The doctor came again after breakfast. He was most concerned about Gerald’s breathing and the fact that he could not be roused.
‘The brain at times shuts down to protect itself,’ he explained, ‘but often this can worsen so the patient slips deeper and deeper into unconsciousness.’
‘But he will recover,’ Mother said firmly.
‘I cannot say or promise that,’ Dr Mitchell replied quietly. ‘Gerald’s position is most unstable.’
The new nurse was older and she gently sponged her patient down. ‘You poor, poor boy,’ she said kindly, turning down his sheet and combing his hair.
By the time Muriel, Grace, Cecil and Sidney had returned from school, Gerald was much worse. They all sat in the kitchen as Essie made endless cups of tea. Nora took up a tray for Mother and Father, who sat with him, pale-faced and exhausted, Mother holding his hand in hers.
Then the nurse urged them all to come upstairs quietly to say goodbye to their brother.
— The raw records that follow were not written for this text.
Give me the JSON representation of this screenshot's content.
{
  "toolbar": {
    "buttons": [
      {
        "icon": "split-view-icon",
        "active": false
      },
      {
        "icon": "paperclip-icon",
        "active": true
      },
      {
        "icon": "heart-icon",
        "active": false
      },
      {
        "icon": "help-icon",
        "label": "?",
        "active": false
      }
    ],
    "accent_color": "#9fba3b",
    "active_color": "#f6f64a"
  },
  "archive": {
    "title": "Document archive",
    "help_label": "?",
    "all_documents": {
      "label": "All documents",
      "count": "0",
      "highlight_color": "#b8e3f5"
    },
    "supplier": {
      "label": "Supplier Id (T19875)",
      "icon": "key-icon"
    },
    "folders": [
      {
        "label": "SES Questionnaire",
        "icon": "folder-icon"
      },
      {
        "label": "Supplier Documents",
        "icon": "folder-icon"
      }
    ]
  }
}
Nellie was shocked, unable to take in the fact that Gerald was going to die. They crowded into the room, each taking a turn to kiss his cheek. Sidney and the twins, Grace and Cecil, were so upset that Nellie had to take them outside. Twenty minutes later it was all over.
Nellie sat on her bed looking out on the dark road and the shadowed plane trees in the moonlight, wondering why this had happened. Her brother had never done a bad thing in his life, never hurt anyone. But now Gerald was dead, her strong, healthy brother taken cruelly from them.